Security FAQ

Is my Glow savings account covered by the FDIC? (US only)

Your money is protected by the security protocol of the best auditors and security practices. This is not the same as FDIC insurance. Since Glow is not a regular bank, your balance is not covered by the FDIC. This is the norm in the most popular apps you use every day. When you have money in Venmo, Paypal or Cash App, you trade away FDIC coverage for convenience and new capabilities, like the ones we are able to offer you with Glow.

Do I need to verify my identity to use Glow?

Glow is decentralized, run by smart contracts on the blockchain. There is no KYC.

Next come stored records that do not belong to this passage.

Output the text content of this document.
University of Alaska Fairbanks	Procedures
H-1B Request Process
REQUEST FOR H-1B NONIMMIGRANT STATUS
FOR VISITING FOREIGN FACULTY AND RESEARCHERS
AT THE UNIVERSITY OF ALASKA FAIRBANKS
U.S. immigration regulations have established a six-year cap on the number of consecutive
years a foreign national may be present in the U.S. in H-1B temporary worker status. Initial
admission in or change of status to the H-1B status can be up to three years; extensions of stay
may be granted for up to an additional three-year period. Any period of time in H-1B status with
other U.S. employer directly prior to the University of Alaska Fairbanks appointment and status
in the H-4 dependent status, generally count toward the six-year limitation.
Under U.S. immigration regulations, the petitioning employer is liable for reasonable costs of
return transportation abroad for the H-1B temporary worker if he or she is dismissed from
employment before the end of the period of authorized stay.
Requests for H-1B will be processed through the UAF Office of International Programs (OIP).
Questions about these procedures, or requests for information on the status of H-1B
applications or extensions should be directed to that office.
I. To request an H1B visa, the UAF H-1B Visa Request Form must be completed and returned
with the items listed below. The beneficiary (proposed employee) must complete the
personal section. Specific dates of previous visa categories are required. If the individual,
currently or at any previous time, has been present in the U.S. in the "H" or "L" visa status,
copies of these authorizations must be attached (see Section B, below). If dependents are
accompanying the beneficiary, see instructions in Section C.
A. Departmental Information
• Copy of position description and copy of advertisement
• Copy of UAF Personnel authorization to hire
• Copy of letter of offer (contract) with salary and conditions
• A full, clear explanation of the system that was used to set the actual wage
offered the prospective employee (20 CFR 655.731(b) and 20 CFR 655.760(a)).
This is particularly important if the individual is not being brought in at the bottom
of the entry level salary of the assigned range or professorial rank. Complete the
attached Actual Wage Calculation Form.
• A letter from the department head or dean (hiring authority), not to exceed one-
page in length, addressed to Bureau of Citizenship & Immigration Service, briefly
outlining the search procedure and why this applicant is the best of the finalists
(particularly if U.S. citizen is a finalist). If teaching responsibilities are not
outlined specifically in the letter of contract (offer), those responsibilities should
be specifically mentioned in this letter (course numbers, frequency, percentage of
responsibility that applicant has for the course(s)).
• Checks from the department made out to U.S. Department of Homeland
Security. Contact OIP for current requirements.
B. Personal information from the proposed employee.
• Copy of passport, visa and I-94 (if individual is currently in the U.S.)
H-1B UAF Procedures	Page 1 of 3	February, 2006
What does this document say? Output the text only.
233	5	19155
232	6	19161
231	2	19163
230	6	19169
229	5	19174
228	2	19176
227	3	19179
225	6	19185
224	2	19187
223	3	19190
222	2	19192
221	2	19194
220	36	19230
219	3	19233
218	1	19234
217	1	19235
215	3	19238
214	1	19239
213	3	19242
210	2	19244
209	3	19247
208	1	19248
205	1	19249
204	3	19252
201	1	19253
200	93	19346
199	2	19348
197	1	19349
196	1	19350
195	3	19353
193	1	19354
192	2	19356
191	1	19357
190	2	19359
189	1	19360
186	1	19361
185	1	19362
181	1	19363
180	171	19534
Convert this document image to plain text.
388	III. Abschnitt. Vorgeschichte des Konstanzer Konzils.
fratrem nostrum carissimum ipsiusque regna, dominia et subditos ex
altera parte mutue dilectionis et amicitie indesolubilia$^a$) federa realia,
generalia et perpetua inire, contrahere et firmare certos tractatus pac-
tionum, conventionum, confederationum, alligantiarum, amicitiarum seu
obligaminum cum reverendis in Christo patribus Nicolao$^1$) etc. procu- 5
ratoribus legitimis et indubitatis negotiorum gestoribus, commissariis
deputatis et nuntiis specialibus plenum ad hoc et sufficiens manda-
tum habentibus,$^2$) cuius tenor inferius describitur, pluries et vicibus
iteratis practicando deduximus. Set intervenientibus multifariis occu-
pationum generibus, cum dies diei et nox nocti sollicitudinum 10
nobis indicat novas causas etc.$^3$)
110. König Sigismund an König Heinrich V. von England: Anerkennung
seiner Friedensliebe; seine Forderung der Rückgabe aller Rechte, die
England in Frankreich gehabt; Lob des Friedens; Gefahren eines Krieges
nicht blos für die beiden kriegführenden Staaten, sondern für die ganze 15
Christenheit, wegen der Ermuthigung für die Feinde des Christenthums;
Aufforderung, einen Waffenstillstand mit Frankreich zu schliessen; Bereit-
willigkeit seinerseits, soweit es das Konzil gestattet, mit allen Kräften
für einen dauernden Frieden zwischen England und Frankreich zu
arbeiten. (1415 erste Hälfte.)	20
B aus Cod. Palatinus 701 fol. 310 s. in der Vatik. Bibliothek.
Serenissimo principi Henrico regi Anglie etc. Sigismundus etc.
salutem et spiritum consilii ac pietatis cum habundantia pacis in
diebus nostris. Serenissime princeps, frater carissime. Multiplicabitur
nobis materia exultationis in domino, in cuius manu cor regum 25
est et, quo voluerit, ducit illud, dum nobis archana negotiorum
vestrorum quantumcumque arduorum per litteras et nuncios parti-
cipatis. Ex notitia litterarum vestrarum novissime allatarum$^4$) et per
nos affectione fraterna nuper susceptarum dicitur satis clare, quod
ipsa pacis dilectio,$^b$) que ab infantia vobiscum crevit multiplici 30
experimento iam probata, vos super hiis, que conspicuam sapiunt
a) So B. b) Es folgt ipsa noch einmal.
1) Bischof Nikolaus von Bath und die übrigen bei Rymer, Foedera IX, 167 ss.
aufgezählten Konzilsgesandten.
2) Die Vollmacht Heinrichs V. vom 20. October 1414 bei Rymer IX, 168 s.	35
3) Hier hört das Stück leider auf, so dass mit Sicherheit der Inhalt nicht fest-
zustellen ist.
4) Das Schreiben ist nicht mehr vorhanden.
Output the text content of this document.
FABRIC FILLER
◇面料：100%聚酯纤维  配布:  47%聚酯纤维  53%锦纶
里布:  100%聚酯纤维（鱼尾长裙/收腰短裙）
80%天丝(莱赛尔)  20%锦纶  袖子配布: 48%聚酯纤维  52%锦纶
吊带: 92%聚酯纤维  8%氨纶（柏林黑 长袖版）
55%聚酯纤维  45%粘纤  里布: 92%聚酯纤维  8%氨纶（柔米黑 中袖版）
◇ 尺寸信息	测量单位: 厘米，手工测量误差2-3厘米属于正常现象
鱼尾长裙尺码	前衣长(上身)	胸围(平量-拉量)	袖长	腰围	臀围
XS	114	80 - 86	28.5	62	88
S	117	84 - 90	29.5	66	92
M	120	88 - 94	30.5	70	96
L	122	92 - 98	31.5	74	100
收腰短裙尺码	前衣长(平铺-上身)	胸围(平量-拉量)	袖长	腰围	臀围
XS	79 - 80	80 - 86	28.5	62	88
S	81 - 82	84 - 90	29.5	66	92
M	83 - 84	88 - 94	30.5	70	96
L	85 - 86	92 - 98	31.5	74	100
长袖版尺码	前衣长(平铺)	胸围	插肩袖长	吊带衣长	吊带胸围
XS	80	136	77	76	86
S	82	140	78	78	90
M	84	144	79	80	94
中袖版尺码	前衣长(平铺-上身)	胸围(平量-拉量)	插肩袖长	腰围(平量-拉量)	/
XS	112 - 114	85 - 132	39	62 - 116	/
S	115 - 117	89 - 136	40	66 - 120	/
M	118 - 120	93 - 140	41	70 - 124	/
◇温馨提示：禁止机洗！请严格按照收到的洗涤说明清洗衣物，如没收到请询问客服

What security measures do you use?

Although the Glow core development team follows a strict methodology of peer code reviews and testing, all the apps within Glow Yield must undergo a external audits that ensure that our code is safe to interact with.

The first of our dapps, Glow Lotto, has recently passed Oak Security audit. Future applications will follow similar procedures.

Are Glow contracts audited?

Yes. The first of our dapps, Glow Lotto, has recently passed Oak Security audit. Future applications will follow similar procedures.

What are the risks?

Although we work hard to minimize any risks, you should still take into account inherent risks that come with blockchain technology.

As we interact with Anchor Protocol, unlikely failures in their system would impact Glow Yield performance.

Even if by interacting with smart contracts the risk of manipulation by third parties is eliminated, we should always take into account the risk of the contracts being hacked.

We audit all our public dapps to make sure smart contract risk is minimum and highly unlikely.